Not everyone can receive the stream. That’s one of the social inequities underlined by the coronavirus pandemic: Many people are not sharing today’s internet wonders. To reach them, old-fashioned telephone calls became routine.
“We divided up the parish list and started calling people we knew were homebound or ill,” Lazzeroni said. “Then we broadened it and got assistance from the Knights of Columbus group to make phone calls.”
The outreach volunteers sometimes ended up grocery shopping or running other errands to help, he said.
“You have to stay connected to their land lines,” Nettles said. “I was calling people once a week. I had some elderly I was just checking in on: ‘How are you doing? What’s your need?’ People appreciate that personal touch.”
A select few who were dealing with serious emergencies or losses kept getting personal visits, Nettles added. She helped one woman with her banking nearly every day, she said.
Office hours, Zoom groups
Many congregations strived to duplicate all their programs and offerings online, from private counseling to youth classes to community forums.
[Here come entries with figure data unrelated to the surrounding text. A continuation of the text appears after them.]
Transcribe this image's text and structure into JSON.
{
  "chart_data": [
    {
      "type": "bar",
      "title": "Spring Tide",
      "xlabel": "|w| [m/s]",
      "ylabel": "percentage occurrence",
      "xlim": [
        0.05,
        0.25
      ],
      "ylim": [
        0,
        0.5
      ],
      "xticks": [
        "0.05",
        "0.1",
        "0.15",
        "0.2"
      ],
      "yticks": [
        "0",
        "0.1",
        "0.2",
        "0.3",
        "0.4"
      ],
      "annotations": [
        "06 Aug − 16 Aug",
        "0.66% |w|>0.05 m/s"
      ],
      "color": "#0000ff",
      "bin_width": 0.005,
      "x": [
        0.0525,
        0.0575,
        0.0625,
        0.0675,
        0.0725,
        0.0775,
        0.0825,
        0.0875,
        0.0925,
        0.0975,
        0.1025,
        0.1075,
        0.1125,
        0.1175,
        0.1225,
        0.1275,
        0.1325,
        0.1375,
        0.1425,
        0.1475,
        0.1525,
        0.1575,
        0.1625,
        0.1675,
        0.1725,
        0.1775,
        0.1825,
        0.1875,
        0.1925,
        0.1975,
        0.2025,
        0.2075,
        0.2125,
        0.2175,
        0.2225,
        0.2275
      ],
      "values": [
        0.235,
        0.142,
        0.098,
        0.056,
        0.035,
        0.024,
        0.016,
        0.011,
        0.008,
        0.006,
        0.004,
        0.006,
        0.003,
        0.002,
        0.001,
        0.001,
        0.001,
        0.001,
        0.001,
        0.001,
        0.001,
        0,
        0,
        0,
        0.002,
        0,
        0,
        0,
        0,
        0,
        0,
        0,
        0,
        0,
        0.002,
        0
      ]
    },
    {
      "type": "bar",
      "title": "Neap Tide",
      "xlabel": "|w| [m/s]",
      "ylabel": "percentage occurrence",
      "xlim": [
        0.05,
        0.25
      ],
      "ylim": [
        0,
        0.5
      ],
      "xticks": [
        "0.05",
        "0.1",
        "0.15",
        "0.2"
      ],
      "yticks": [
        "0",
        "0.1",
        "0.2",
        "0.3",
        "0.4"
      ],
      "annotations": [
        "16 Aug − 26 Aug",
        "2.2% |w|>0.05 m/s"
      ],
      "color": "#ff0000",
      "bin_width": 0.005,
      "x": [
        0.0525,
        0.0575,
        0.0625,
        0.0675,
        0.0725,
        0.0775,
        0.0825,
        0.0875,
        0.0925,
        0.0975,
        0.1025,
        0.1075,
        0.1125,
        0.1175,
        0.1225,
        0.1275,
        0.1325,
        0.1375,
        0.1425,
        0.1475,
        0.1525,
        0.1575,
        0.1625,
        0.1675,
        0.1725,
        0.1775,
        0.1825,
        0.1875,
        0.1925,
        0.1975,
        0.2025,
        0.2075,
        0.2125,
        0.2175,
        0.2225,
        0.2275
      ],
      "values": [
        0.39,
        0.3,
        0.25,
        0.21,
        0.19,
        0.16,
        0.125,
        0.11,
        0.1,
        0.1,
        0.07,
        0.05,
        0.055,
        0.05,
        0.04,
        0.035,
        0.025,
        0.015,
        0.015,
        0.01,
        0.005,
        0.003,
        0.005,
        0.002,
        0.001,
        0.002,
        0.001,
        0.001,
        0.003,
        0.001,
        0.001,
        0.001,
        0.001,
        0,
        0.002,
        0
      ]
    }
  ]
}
“We found there was a lot we could do – care appointments, premarital counseling. We had pastors who did weddings and funerals digitally. We haven’t been able to do baptisms in person for a year, but we’ve had pastors talking family members through baptisms online,” Fusco said. “There’s an expression: ‘Blessed are the flexible, for they will not break.’ ”
Rabbi Dunsker started holding daily online office hours and found them very popular at first, but then they slowed down.
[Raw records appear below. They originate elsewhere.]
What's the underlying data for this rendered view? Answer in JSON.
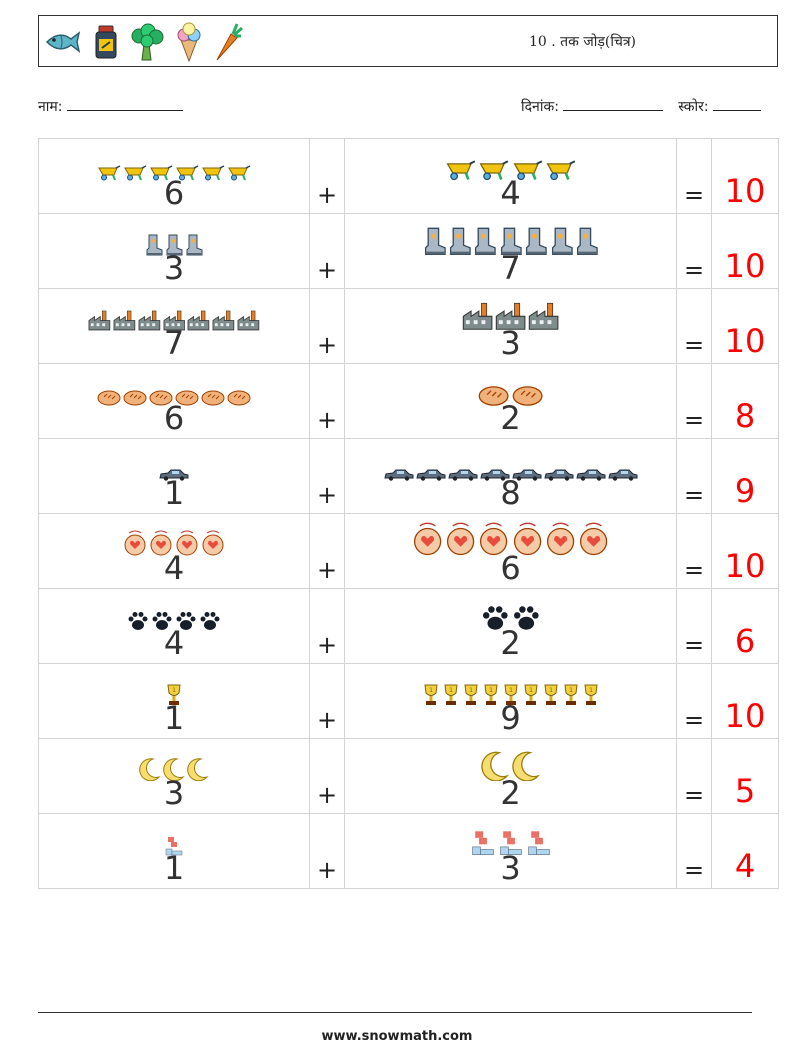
{
  "header": {
    "icons": [
      "fish-icon",
      "medicine-jar-icon",
      "broccoli-icon",
      "ice-cream-icon",
      "carrot-icon"
    ],
    "title": "10 . तक जोड़(चित्र)"
  },
  "meta": {
    "name_label": "नाम:",
    "date_label": "दिनांक:",
    "score_label": "स्कोर:"
  },
  "rows": [
    {
      "icon": "wheelbarrow-icon",
      "a": "6",
      "op": "+",
      "b": "4",
      "eq": "=",
      "result": "10"
    },
    {
      "icon": "boot-icon",
      "a": "3",
      "op": "+",
      "b": "7",
      "eq": "=",
      "result": "10"
    },
    {
      "icon": "factory-icon",
      "a": "7",
      "op": "+",
      "b": "3",
      "eq": "=",
      "result": "10"
    },
    {
      "icon": "bread-icon",
      "a": "6",
      "op": "+",
      "b": "2",
      "eq": "=",
      "result": "8"
    },
    {
      "icon": "car-icon",
      "a": "1",
      "op": "+",
      "b": "8",
      "eq": "=",
      "result": "9"
    },
    {
      "icon": "heart-badge-icon",
      "a": "4",
      "op": "+",
      "b": "6",
      "eq": "=",
      "result": "10"
    },
    {
      "icon": "paw-icon",
      "a": "4",
      "op": "+",
      "b": "2",
      "eq": "=",
      "result": "6"
    },
    {
      "icon": "trophy-icon",
      "a": "1",
      "op": "+",
      "b": "9",
      "eq": "=",
      "result": "10"
    },
    {
      "icon": "crescent-moon-icon",
      "a": "3",
      "op": "+",
      "b": "2",
      "eq": "=",
      "result": "5"
    },
    {
      "icon": "tetromino-icon",
      "a": "1",
      "op": "+",
      "b": "3",
      "eq": "=",
      "result": "4"
    }
  ],
  "footer": {
    "url": "www.snowmath.com"
  }
}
“I had this idea that everybody was going to feel so alone, and in the beginning we all did,” she said. “But I think we have figured out how to live through this.”
New Heights Church has 1,400 adults meeting in Zoom community groups once a week, Whiting said. “That’s where our primary relationships happen.”
When Whiting called a member of his congregation who is dying of cancer to ask what he could do, he couldn’t have been more pleased by the response: “My group is taking care of everything I need.”
Some ministering just couldn’t be done, however. Pandemic safety precautions prevented Lazzeroni from administering an important Catholic sacrament, the anointing of the sick.
“We couldn’t go and be with people in the hospital. We couldn’t even go be with them in their homes,” Lazzeroni said. “The most painful was last spring when there was no opportunity to do funerals for people who had died.”
The best Lazzeroni could do was wait in his car for the gravediggers to leave the scene before walking over to pray, he said.
Comfort and struggle
As painful as moments like that were, he and other church leaders The Columbian interviewed said the coronavirus pandemic revealed new opportunities and a surprising amount of community resilience.
“We cannot believe how many new people have come to our church since COVID,” said Whiting of New Heights. “I think people are coming into relationship with Jesus, looking for hope and peace, because life has been out of control.”
The pandemic has put people through “a kind of death and resurrection,” Lazzeroni said. “We’ve experienced losses individually and as a community. (This Easter is) a unique opportunity to talk about how we have gone down into the depths of the tomb together, and are slowly rising together as well.”